Grandi mostre. 4
I bronzi ellenistici a Firenze

potere
e pathos

Una mostra fiorentina porta all’attenzione del pubblico la grande statuaria bronzea del periodo ellenistico (IV-I secolo a.C). Un’occasione irripetibile per confrontare alcuni capolavori abitualmente isolati in contesti molto distanti fra loro, e anche per una riflessione sulle proprietà del bronzo come materiale scultoreo e sugli straordinari risultati raggiunti dagli scultori antichi.
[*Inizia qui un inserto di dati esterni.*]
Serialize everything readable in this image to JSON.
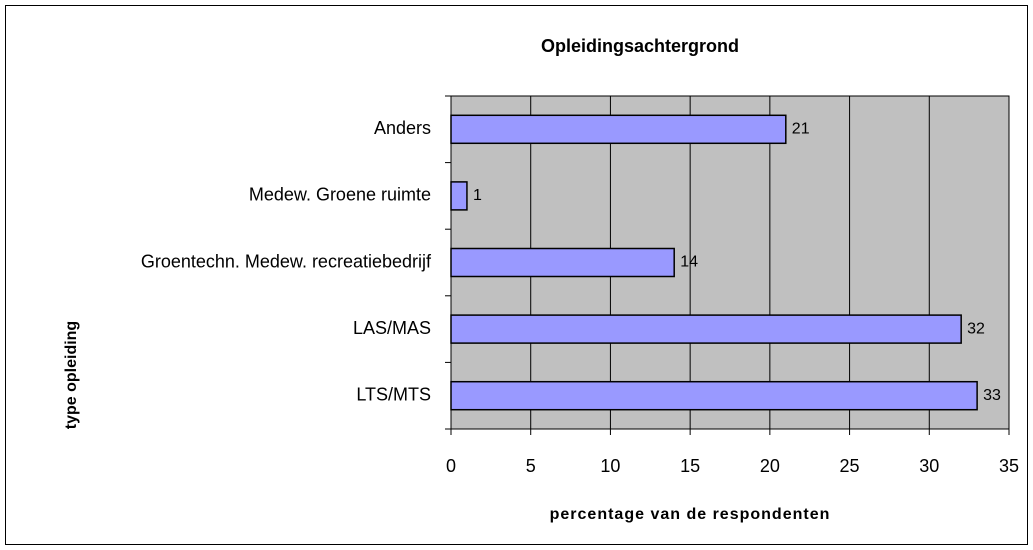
{
  "chart_data": {
    "type": "bar",
    "title": "Opleidingsachtergrond",
    "x_label": "percentage van de respondenten",
    "y_label": "type opleiding",
    "categories": [
      "Anders",
      "Medew. Groene ruimte",
      "Groentechn. Medew. recreatiebedrijf",
      "LAS/MAS",
      "LTS/MTS"
    ],
    "values": [
      21,
      1,
      14,
      32,
      33
    ],
    "color": "#9999ff",
    "xlim": [
      0,
      35
    ],
    "xticks": [
      0,
      5,
      10,
      15,
      20,
      25,
      30,
      35
    ],
    "grid": true
  }
}
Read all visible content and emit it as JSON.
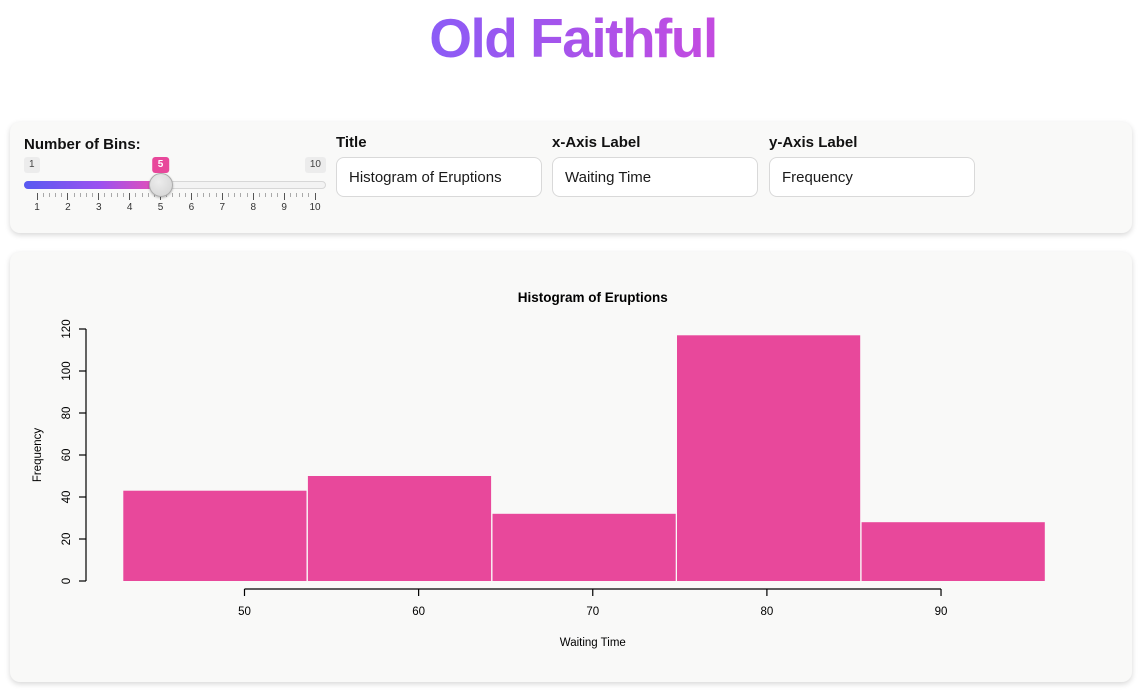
{
  "app": {
    "title": "Old Faithful"
  },
  "controls": {
    "bins_slider": {
      "label": "Number of Bins:",
      "min": 1,
      "max": 10,
      "value": 5,
      "min_label": "1",
      "max_label": "10",
      "value_label": "5",
      "tick_labels": [
        "1",
        "2",
        "3",
        "4",
        "5",
        "6",
        "7",
        "8",
        "9",
        "10"
      ]
    },
    "title_input": {
      "label": "Title",
      "value": "Histogram of Eruptions"
    },
    "xlabel_input": {
      "label": "x-Axis Label",
      "value": "Waiting Time"
    },
    "ylabel_input": {
      "label": "y-Axis Label",
      "value": "Frequency"
    }
  },
  "chart_data": {
    "type": "bar",
    "title": "Histogram of Eruptions",
    "xlabel": "Waiting Time",
    "ylabel": "Frequency",
    "bin_edges": [
      43,
      53.6,
      64.2,
      74.8,
      85.4,
      96
    ],
    "values": [
      43,
      50,
      32,
      117,
      28
    ],
    "x_ticks": [
      50,
      60,
      70,
      80,
      90
    ],
    "y_ticks": [
      0,
      20,
      40,
      60,
      80,
      100,
      120
    ],
    "ylim": [
      0,
      120
    ],
    "bar_color": "#E8489B",
    "grid": "off",
    "legend": "none"
  },
  "colors": {
    "accent_pink": "#E8489B",
    "title_gradient_start": "#8B5CF6",
    "title_gradient_end": "#C44BE0",
    "slider_gradient_start": "#585AF1",
    "slider_gradient_end": "#EA53B2",
    "panel_background": "#f9f9f8"
  }
}
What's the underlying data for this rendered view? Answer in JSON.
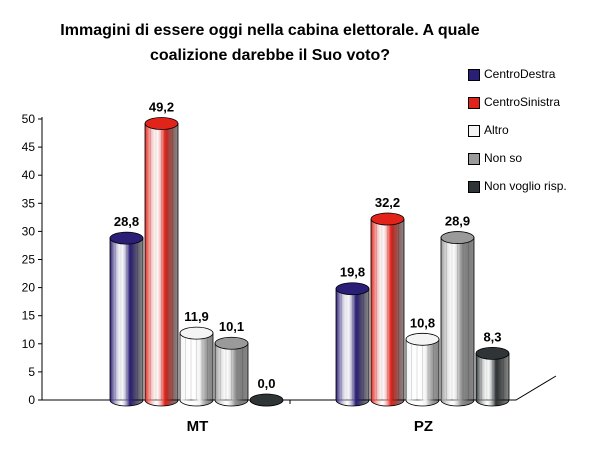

Jens M. Daehner e Kenneth Lapatin

Durante l’età ellenistica - dalla morte di Alessandro Magno nel 323 a.C. alla fondazione dell’impero romano nel 31 a.C. - l’uso del bronzo portò una ventata di sperimentazione e innovazione artistica in Grecia e in tutto il Mediterraneo. Gli scultori abbandonarono il canone classico, sostituendo le forme idealizzate con rese realistiche di stati fisici ed emotivi. Superiore al marmo per resistenza alla rottura, riflettività e capacità di riprodurre i più piccoli dettagli, il bronzo si adattava a composizioni dinamiche, sensazionali rappresentazioni di nudo ed espressioni grafiche di età e carattere. Ottenute da leghe di rame, stagno, piombo e altri elementi, le statue bronzee furono prodotte a migliaia in tutto il mondo ellenistico. Si concentravano in spazi pubblici e luoghi aperti: ritratti onorifici di regnanti e cittadini popolavano le piazze delle città, mentre immagini di dei, eroi e umani affollavano i santuari. Sono pochi, tuttavia, i bronzi conservati, che i musei generalmente espongono come capolavori isolati.


Atleta con strigile (Apoxyomenos di Efeso) (1-50 d.C.), particolare, Vienna, Kunsthistorisches Museum, Antikensammlung.